In the purple corner is Cadbury. Actually, it was Cadbury which lost out last time as they tried and failed to claim that the purple which is often used on their bar wrappers was a trade mark. The Court of Appeal disagreed.
The shape of a Kit Kat is not a trade mark
This time around and earlier this month, it was Nestle that was given the four-fingered count down in a knockout blow whereby the Court of Appeal judged that they couldn’t claim the shape of their KitKat bars as being registrable as a trade mark. The Court ruled that the four-finger design had “no inherent distinctiveness” and in any case the company had not marketed the shape of the bar for a considerable period of time.
This was in spite of evidence produced by Nestle that the shape of KitKat had a very high recognition among consumers. The Court felt that this was not the result of any trade mark use, rather an association arising from widespread non-trade mark use of the shape. The bout may not yet be over as most industry commentators expect Nestle to appeal against the decision.
What does this mean for my business?
So what does this mean for other businesses in different market sectors and who are somewhat smaller than these two chocolatey behemoths? Firstly, of all the elements that could comprise a trade mark, shape is one of the hardest to register and protect against challenge.
Trade marks also comprise logos, strap lines, words and other visual ways of representing a brand. They are a key part of a company’s identity, a symbol of their relationship with customers and a key asset on their balance sheets.
Shapes are difficult to register as trade marks
Obtaining a trade mark for a shape, and one which quite frankly is in common use in many other spheres of life, requires a very high bar to leap over. Another chocolate brand, Toblerone, managed to jump high enough, in part because the shape of its bar where just so unique and not replicated anywhere else.

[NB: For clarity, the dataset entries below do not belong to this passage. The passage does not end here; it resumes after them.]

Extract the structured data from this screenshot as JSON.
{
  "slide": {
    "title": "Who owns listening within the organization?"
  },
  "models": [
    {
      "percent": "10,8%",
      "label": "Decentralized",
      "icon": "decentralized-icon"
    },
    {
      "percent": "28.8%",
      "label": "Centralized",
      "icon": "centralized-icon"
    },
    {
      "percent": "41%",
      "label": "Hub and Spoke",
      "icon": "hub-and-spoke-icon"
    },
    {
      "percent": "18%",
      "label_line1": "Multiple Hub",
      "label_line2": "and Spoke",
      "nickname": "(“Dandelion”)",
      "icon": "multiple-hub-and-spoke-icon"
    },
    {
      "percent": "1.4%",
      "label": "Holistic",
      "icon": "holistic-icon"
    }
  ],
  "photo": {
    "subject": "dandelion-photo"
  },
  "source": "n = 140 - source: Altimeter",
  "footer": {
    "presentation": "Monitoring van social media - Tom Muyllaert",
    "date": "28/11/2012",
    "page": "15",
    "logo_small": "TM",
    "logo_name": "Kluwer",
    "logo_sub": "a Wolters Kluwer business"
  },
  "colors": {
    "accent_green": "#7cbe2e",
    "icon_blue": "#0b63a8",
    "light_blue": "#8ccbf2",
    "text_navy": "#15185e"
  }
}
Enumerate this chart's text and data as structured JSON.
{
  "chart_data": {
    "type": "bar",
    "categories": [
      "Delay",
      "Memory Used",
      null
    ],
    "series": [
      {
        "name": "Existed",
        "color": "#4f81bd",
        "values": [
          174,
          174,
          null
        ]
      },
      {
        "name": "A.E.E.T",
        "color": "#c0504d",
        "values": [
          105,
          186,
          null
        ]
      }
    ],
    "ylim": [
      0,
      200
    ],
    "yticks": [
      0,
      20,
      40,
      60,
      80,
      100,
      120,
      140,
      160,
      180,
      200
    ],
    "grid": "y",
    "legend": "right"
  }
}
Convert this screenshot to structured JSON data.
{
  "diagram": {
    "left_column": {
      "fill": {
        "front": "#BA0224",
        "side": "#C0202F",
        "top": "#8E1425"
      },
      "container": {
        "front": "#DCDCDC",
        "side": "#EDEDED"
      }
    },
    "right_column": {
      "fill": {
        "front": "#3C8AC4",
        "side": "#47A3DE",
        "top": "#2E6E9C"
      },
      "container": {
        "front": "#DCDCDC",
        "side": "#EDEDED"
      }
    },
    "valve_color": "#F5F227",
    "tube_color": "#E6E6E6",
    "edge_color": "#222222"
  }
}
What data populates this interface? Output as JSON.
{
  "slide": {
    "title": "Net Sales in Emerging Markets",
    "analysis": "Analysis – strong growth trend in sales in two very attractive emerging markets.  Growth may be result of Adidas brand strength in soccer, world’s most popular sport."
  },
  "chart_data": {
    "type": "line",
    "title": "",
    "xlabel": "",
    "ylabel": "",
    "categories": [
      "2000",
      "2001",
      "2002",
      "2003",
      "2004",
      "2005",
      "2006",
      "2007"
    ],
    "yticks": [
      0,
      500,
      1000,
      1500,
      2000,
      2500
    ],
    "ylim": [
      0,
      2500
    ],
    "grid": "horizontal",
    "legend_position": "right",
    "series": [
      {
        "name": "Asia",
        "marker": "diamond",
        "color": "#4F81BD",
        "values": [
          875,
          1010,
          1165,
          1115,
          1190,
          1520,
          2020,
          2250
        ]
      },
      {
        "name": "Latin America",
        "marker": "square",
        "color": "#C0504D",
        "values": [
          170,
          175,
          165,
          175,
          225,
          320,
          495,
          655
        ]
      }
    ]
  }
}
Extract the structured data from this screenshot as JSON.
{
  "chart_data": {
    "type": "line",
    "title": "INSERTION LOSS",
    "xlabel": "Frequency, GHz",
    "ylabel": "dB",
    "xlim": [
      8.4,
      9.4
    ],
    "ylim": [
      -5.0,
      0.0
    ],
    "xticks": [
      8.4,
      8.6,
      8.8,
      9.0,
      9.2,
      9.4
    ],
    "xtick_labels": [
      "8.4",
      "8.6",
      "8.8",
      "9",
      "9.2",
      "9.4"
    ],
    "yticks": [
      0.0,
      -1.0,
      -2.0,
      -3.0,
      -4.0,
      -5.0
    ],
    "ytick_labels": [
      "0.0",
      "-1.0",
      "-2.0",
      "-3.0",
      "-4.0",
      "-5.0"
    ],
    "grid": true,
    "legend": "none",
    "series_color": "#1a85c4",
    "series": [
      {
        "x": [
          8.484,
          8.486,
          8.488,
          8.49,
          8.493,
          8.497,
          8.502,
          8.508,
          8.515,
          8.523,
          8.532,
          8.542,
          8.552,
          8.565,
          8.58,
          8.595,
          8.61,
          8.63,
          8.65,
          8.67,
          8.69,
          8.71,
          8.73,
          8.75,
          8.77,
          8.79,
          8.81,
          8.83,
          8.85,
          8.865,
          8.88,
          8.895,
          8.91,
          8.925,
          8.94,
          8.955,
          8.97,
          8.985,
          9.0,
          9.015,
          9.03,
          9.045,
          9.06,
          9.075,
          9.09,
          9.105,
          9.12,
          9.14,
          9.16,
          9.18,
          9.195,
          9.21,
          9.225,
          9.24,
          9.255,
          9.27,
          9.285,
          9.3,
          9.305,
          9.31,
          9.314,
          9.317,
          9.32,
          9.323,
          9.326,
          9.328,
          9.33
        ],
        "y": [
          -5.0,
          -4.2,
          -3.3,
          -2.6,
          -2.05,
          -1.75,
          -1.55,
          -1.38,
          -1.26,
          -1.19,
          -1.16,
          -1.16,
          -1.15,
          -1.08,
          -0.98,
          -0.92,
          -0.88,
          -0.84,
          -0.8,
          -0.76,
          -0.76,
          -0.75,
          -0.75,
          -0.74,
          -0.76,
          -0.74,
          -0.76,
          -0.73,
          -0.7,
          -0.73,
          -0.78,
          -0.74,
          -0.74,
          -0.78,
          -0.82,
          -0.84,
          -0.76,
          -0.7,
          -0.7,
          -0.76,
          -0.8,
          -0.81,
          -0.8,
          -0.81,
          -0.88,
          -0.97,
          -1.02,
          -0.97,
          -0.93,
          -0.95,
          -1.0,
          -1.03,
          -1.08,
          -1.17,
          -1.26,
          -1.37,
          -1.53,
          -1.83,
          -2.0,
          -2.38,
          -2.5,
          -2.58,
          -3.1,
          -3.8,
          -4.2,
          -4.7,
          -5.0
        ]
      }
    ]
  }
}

So, before even thinking about registering a shape, companies must ask themselves and/or their Trade Mark Attorney – does this pass the Toblerone test?
Is your business in for the long haul?
Secondly, the Nestle/Cadbury duel should act as a warning: attempting to register and/or protect a trade mark with such a high level of proof being required can result in judgements that are nuanced and loaded full of technicalities. Without a clear and unambiguous ruling the chances are that further action will take place pushing up costs and sometimes pushing down the reputations of those involved.
Again, companies need to ask themselves do they have the resources and can they absorb the risks of prolonged actions of this sort. If not, it would be better if they desisted.